Despite recent turbulence, Scaramucci said the long-term outlook for Bitcoin remains intact. He described the recent pullback as a timing issue rather than a shift in direction, pointing to consolidation following a volatile year. Bitcoin surged to a record above $126,000 in October 2025 before a sharp correction that triggered more than $19 billion in liquidations, the largest in crypto history.

Bitcoin was trading below $90,000 on Tuesday, about 28% below its peak. Scaramucci said optimism around regulatory reform had faded but remained cautiously positive on the year ahead, noting that legislation to clarify crypto market rules is still under consideration in the U.S. Congress.

MSCI Drops Plan to Exclude Digital Asset Treasury Firms, Launches Broader Review

Index provider MSCI said on Tuesday it will not move forward with a proposal to exclude digital asset treasury companies (DATCOs) from its indexes, opting instead to begin a wider review of how non-operating companies should be treated.

MSCI said it will maintain its current approach to firms on its preliminary DATCO list, defined as companies whose digital asset holdings account for 50% or more of total assets. As a result, Strategy, the world’s largest corporate holder of bitcoin, will remain included in MSCI’s global benchmarks for now.

Shares of Strategy rose about 6% in after-hours trading following the announcement, though the stock remains down roughly 47.5% for 2025. The company welcomed the decision, saying in a post on X that MSCI had confirmed digital asset treasury companies would remain in MSCI indexes for the February 2026 review, calling it “a strong outcome for neutral indexing and economic reality.”

MSCI said feedback from investors highlighted concerns that some DATCOs share similarities with investment funds, complicating their classification. The index provider noted that distinguishing between investment companies and operating businesses that hold significant non-operating assets — such as digital assets held as part of core operations rather than purely for investment — requires further research.

“For instance, assessing index eligibility across a range of these types of entities may require additional inclusion assessment criteria, such as financial-statement-based or other indicators,” MSCI said in its statement.

The broader consultation will examine how such companies should be evaluated in future index reviews, as digital assets become a more prominent feature on corporate balance sheets.

Bitcoin Hoarder Strategy Reports $17.44 Billion Unrealized Loss in Fourth Quarter

Strategy, the company led by Michael Saylor, disclosed a $17.44 billion unrealized loss on its digital asset holdings in the fourth quarter, reflecting a sharp decline in the value of its large bitcoin stockpile.

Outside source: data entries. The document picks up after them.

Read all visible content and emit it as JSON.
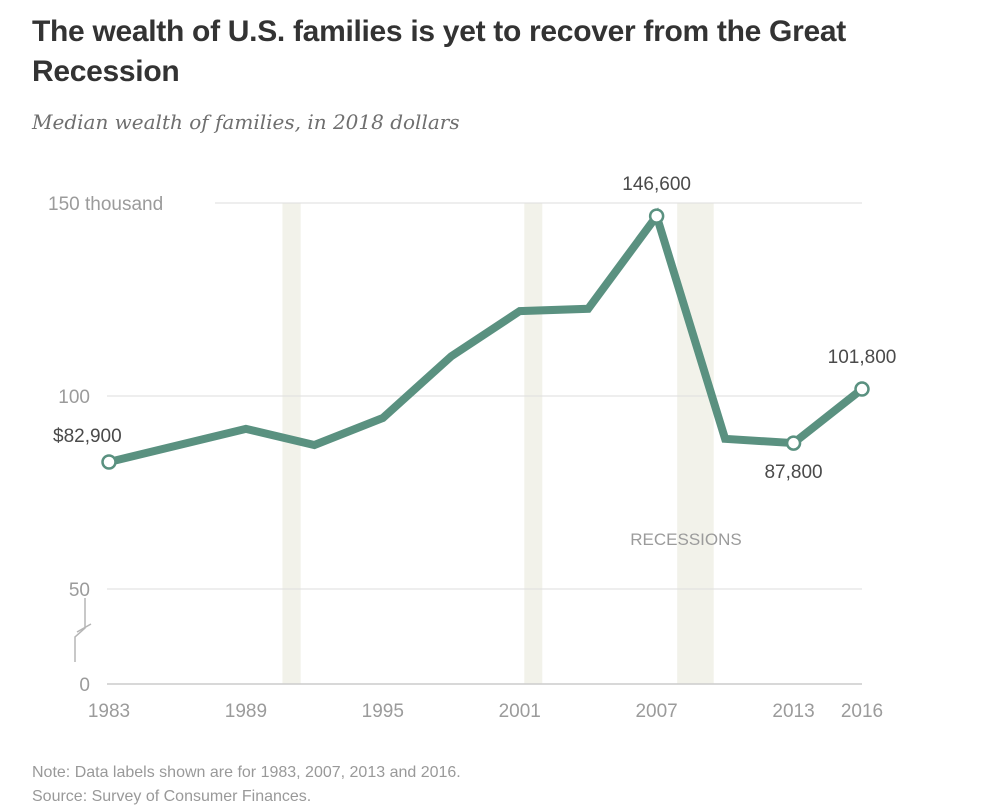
{
  "header": {
    "title": "The wealth of U.S. families is yet to recover from the Great Recession",
    "subtitle": "Median wealth of families, in 2018 dollars"
  },
  "footer": {
    "note": "Note: Data labels shown are for 1983, 2007, 2013 and 2016.",
    "source": "Source: Survey of Consumer Finances."
  },
  "colors": {
    "line": "#5a9180",
    "recession": "#f2f2ea",
    "grid": "#dedede",
    "baseline": "#cccccc"
  },
  "chart_data": {
    "type": "line",
    "title": "The wealth of U.S. families is yet to recover from the Great Recession",
    "subtitle": "Median wealth of families, in 2018 dollars",
    "xlabel": "",
    "ylabel": "",
    "unit": "thousand dollars",
    "x": [
      1983,
      1989,
      1992,
      1995,
      1998,
      2001,
      2004,
      2007,
      2010,
      2013,
      2016
    ],
    "series": [
      {
        "name": "Median wealth",
        "values": [
          82.9,
          91.5,
          87.3,
          94.3,
          110.3,
          122.0,
          122.6,
          146.6,
          88.9,
          87.8,
          101.8
        ]
      }
    ],
    "data_labels": [
      {
        "x": 1983,
        "text": "$82,900",
        "position": "above-left"
      },
      {
        "x": 2007,
        "text": "146,600",
        "position": "above"
      },
      {
        "x": 2013,
        "text": "87,800",
        "position": "below"
      },
      {
        "x": 2016,
        "text": "101,800",
        "position": "above"
      }
    ],
    "xticks": [
      1983,
      1989,
      1995,
      2001,
      2007,
      2013,
      2016
    ],
    "xtick_labels": [
      "1983",
      "1989",
      "1995",
      "2001",
      "2007",
      "2013",
      "2016"
    ],
    "yticks": [
      0,
      50,
      100,
      150
    ],
    "ytick_labels": [
      "0",
      "50",
      "100",
      "150 thousand"
    ],
    "ylim": [
      0,
      150
    ],
    "xlim": [
      1983,
      2016
    ],
    "axis_break": "between 0 and 50",
    "recessions": [
      [
        1990.6,
        1991.4
      ],
      [
        2001.2,
        2001.9
      ],
      [
        2007.9,
        2009.5
      ]
    ],
    "recession_label": "RECESSIONS",
    "grid": true,
    "legend": "none"
  }
}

The loss underscores the volatility facing companies that hold cryptocurrencies on their balance sheets. Strategy’s shares fell about 47.5% in 2025, as fluctuations in crypto markets weighed heavily on the company’s balance sheet and reported earnings.

For the full year ended December 31, 2025, Strategy reported an unrealized loss of $5.40 billion on digital assets. In December, the company also cut its earnings forecast for 2025, citing sustained weakness in Bitcoin prices.

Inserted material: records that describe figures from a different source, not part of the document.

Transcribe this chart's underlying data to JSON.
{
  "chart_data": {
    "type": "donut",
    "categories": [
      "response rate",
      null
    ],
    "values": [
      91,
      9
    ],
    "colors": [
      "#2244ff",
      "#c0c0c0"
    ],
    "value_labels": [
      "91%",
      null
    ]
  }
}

Companies with significant exposure to bitcoin and other digital tokens have come under renewed pressure in recent weeks amid heightened market volatility. Strategy, the world’s largest corporate holder of bitcoin, has been particularly sensitive to these swings due to the scale of its holdings.

The company said that as of January 4, 2026, it held $2.25 billion in U.S. dollar reserves. Strategy maintains this cash reserve to support dividend payments on its preferred stock and to cover interest obligations on its outstanding debt.

Despite the recent losses, Strategy has continued to position bitcoin as a core long-term asset on its balance sheet, even as investors remain cautious about the impact of crypto price movements on the company’s financial performance.